- Relator(a)
- Ministro Moura Ribeiro
- Órgão julgador
- Terceira Turma
- Data do julgamento
- 09/02/2026
- Data de publicação
- 13/02/2026
STJ – Acórdão, Rel. Ministro Moura Ribeiro, Terceira Turma, j. 09/02/2026, p. 13/02/2026
PROCESSUAL CIVIL. AGRAVO EM RECURSO ESPECIAL. CUMPRIMENTO DE SENTENÇA. PENHORA DE VALORES EM CONTA BANCÁRIA. ART. 833, IV E X, E ART. 854, § 3º, I, DO CPC. IMPENHORABILIDADE AUTOMÁTICA RESTRITA À CADERNETA DE POUPANÇA. EXTENSÃO A OUTRAS CONTAS OU APLICAÇÕES CONDICIONADA À PROVA DE RESERVA PATRIMONIAL PARA O MÍNIMO EXISTENCIAL. ÔNUS DA PROVA DO EXECUTADO. SÚMULAS 83/STJ E 7/STJ. AGRAVO CONHECIDO. RECURSO ESPECIAL NÃO CONHECIDO. 1. Agravo em recurso especial contra decisão que inadmitiu apelo nobre em cumprimento de sentença, no qual se discute a penhora de valores inferiores a 40 salários mínimos mantidos em conta com movimentação típica de conta corrente. 2. O objetivo recursal é decidir se (i) há presunção de impenhorabilidade para valores inferiores a 40 salários mínimos em qualquer modalidade de depósito, independentemente de prova do executado; (ii) a movimentação típica de conta corrente descaracteriza a proteção do art. 833, X, do CPC; (iii) incidem os óbices das Súmulas 83/STJ e 7/STJ. 3. A impenhorabilidade de até 40 salários mínimos é automática apenas para depósitos em caderneta de poupança, podendo alcançar conta corrente ou outras aplicações se comprovada, pelo executado, sua natureza de reserva patrimonial destinada a assegurar o mínimo existencial (arts. 833, X, e 373 do CPC; precedentes da Corte Especial).

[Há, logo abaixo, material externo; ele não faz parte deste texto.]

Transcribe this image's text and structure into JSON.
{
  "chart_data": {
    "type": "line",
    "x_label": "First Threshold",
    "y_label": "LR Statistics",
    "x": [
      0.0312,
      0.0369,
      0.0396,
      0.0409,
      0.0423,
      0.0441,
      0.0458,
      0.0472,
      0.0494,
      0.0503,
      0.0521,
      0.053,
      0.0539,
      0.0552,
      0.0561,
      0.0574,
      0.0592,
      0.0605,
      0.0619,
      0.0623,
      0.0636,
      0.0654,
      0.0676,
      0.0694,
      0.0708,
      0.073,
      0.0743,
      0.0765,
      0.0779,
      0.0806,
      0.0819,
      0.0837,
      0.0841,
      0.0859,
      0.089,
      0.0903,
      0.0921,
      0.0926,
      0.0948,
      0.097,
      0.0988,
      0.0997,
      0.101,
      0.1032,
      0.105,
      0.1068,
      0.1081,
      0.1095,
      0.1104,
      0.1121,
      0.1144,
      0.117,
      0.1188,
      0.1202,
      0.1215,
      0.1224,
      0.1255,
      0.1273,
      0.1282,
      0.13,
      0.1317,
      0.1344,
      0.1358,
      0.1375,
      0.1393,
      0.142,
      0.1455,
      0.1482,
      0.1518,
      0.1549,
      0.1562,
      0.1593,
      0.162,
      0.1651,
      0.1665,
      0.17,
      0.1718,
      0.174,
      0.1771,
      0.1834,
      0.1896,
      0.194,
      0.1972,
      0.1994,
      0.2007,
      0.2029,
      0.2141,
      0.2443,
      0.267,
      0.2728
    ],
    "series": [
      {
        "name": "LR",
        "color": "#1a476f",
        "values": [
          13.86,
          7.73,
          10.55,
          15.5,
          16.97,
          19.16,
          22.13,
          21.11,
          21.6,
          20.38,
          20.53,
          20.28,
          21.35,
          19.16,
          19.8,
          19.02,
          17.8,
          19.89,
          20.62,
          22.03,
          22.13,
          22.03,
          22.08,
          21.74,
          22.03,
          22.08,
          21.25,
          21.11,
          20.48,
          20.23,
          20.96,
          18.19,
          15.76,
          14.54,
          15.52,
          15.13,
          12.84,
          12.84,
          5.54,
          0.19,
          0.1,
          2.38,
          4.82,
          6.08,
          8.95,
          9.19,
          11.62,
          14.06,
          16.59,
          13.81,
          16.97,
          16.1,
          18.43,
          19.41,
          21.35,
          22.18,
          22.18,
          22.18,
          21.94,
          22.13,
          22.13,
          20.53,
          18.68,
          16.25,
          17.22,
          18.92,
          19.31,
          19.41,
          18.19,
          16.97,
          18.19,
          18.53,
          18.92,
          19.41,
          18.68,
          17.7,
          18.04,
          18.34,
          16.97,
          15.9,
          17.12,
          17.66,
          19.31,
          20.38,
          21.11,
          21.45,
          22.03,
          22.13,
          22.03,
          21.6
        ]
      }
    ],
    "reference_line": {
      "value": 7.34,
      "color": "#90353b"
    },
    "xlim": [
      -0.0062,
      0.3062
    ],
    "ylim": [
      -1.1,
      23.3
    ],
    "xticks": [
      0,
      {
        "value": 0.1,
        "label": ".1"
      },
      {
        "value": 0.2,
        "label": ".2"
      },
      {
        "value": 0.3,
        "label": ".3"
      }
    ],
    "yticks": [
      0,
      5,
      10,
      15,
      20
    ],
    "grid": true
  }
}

A alegação genérica de natureza alimentar ou a mera inferioridade ao teto legal não dispensam prova. 4. Mantida a conclusão de que não se trata de conta poupança nem de reserva patrimonial, e ausente demonstração da origem salarial ou alimentar dos valores, a revisão demandaria reexame de provas, atraindo a Súmula 7/STJ. A aderência do acórdão ao entendimento do Superior Tribunal de Justiça impõe a incidência da Súmula 83/STJ. 5. Agravo conhecido. Recurso especial não conhecido. (AREsp n. 2.689.832/DF, relator Ministro Moura Ribeiro, Terceira Turma, julgado em 9/2/2026, DJEN de 13/2/2026.)